Reverse adjustment to patch test and two 8-node hexahedral elements

Abstract

Several treatments can make non-conforming elements pass the strong patch test but at the cost of the degradation in anti-distortion performance. Recently, two planar elements rQm6 and rNQ6 showed that a reverse adjustment (RA) method is very effective for remedying and even improving an element after passing patch test. This paper analyzes the mechanism of RA, introduces a numerical method to determine the optimal adjustment factor, and generalizes the RA method to the 3D non-conforming elements Hm11 and NH11. Accordingly, two 8-node hexahedral elements rHm11 and rNH11 are obtained.
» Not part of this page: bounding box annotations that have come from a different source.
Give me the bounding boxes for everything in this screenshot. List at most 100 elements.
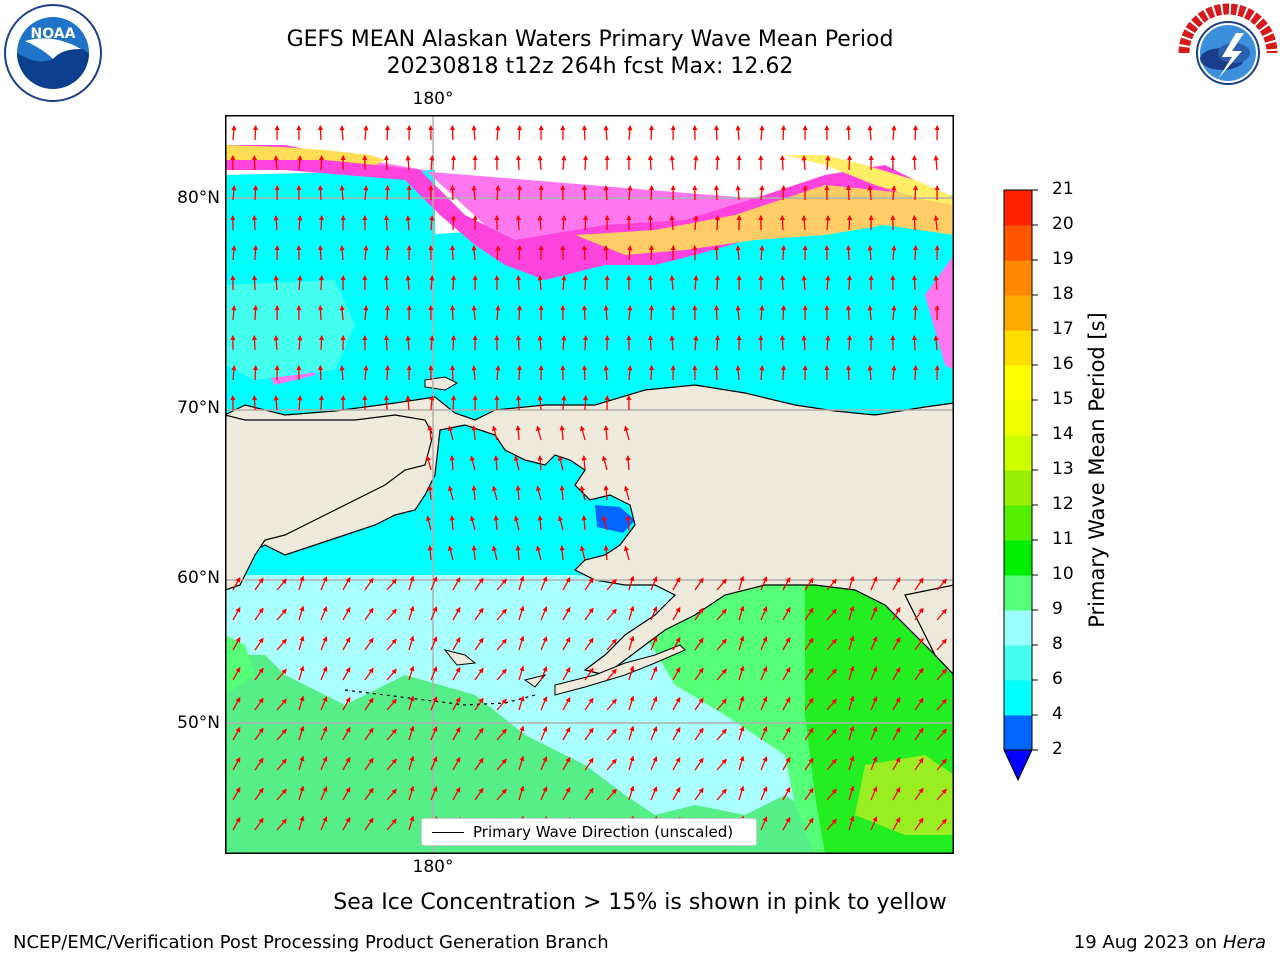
wave-arrow: [867, 305, 873, 321]
wave-arrow: [716, 578, 727, 591]
wave-arrow: [628, 695, 635, 711]
wave-arrow: [912, 124, 919, 141]
wave-arrow: [342, 606, 351, 621]
wave-arrow: [537, 275, 543, 291]
wave-arrow: [408, 725, 415, 741]
wave-arrow: [339, 365, 345, 381]
wave-arrow: [581, 364, 588, 381]
wave-arrow: [537, 215, 543, 231]
wave-arrow: [846, 334, 853, 351]
colorbar-tick-label: 8: [1052, 634, 1063, 654]
wave-arrow: [383, 394, 390, 411]
wave-arrow: [384, 244, 391, 261]
chart-subtitle: 20230818 t12z 264h fcst Max: 12.62: [386, 54, 794, 79]
wave-arrow: [582, 394, 589, 411]
wave-arrow: [231, 305, 237, 321]
wave-arrow: [936, 728, 947, 741]
wave-arrow: [342, 636, 351, 651]
wave-arrow: [540, 786, 548, 801]
colorbar-tick-label: 11: [1052, 529, 1074, 549]
wave-arrow: [386, 818, 397, 831]
wave-arrow: [562, 636, 571, 651]
wave-arrow: [383, 154, 390, 171]
wave-arrow: [342, 756, 351, 771]
wave-arrow: [386, 668, 397, 681]
wave-arrow: [384, 184, 391, 201]
wave-arrow: [672, 666, 681, 681]
wave-arrow: [429, 275, 435, 291]
wave-arrow: [780, 124, 787, 141]
wave-arrow: [513, 515, 520, 531]
wave-arrow: [735, 245, 741, 261]
wave-arrow: [584, 667, 594, 681]
wave-arrow: [603, 185, 609, 201]
wave-arrow: [384, 364, 391, 381]
wave-arrow: [474, 667, 484, 681]
wave-arrow: [760, 756, 768, 771]
wave-arrow: [515, 214, 522, 231]
wave-9-10-band-corner: [225, 635, 255, 695]
wave-arrow: [848, 665, 855, 681]
wave-arrow: [650, 696, 658, 711]
wave-arrow: [231, 185, 237, 201]
wave-arrow: [405, 275, 411, 291]
wave-arrow: [320, 756, 328, 771]
wave-arrow: [648, 364, 655, 381]
wave-arrow: [716, 728, 727, 741]
sea-ice-note: Sea Ice Concentration > 15% is shown in …: [0, 890, 1280, 915]
wave-arrow: [363, 365, 369, 381]
wave-arrow: [559, 545, 565, 561]
colorbar-extend-triangle: [1003, 749, 1033, 782]
wave-arrow: [647, 214, 654, 231]
wave-arrow: [342, 576, 351, 591]
wave-arrow: [936, 638, 947, 651]
wave-arrow: [672, 576, 681, 591]
wave-arrow: [582, 334, 589, 351]
wave-arrow: [845, 184, 852, 201]
wave-arrow: [540, 636, 548, 651]
wave-arrow: [713, 184, 720, 201]
wave-arrow: [386, 728, 397, 741]
machine-name: Hera: [1222, 932, 1266, 953]
wave-arrow: [515, 485, 521, 501]
wave-arrow: [518, 755, 525, 771]
colorbar-segment: [1004, 540, 1032, 576]
wave-arrow: [782, 696, 791, 711]
wave-arrow: [845, 244, 852, 261]
wave-arrow: [694, 667, 704, 681]
wave-arrow: [603, 305, 609, 321]
wave-arrow: [933, 215, 939, 231]
wave-arrow: [320, 726, 328, 741]
wave-arrow: [672, 696, 681, 711]
map-frame: [225, 115, 954, 854]
wave-arrow: [491, 485, 498, 501]
wave-arrow: [254, 637, 264, 651]
wave-arrow: [450, 154, 457, 171]
wave-arrow: [780, 304, 787, 321]
wave-arrow: [779, 334, 786, 351]
wave-arrow: [627, 125, 633, 141]
wave-arrow: [342, 666, 351, 681]
wave-arrow: [449, 244, 456, 261]
date-line: 19 Aug 2023 on Hera: [1074, 932, 1266, 953]
wave-arrow: [914, 787, 924, 801]
wave-arrow: [603, 425, 609, 441]
wave-arrow: [449, 184, 456, 201]
wave-arrow: [561, 335, 567, 351]
wave-arrow: [452, 786, 461, 801]
sea-ice-yellow-north: [785, 155, 954, 205]
noaa-logo: NOAA: [4, 4, 102, 102]
wave-arrow: [449, 124, 456, 141]
wave-arrow: [557, 455, 564, 471]
wave-arrow: [276, 698, 287, 711]
pribilof-island: [523, 674, 547, 688]
wave-arrow: [516, 124, 523, 141]
wave-arrow: [430, 666, 438, 681]
wave-arrow: [782, 816, 791, 831]
wave-arrow: [804, 637, 814, 651]
wave-arrow: [320, 576, 328, 591]
wave-arrow: [408, 665, 415, 681]
wave-arrow: [848, 755, 855, 771]
wave-arrow: [559, 425, 565, 441]
wave-arrow: [669, 335, 675, 351]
The element rHm11 adjusts the adjoint matrix of Jacobian matrix as [J∗r]=(1–r)[J∗]+r[J∗0]; The element rNH11 adjusts the additional linear items introduced by NH11 as Pi' = Pi+c(ωiξ+φiη+δiζ). Since the bending performance of Hm11(r = 1) or NH11(c = 1) is lower than that of H11(r = 0 or c = 0), it is necessary that c < 0, which means RA. Numerical examples show that the RA is very effective, just as in the 2D case. The optimal adjustment factor is −2, the corresponding elements perform much better than their original ones, and the overall performance and accuracy are comparable to the best of various 8-node hexahedral solid elements cited.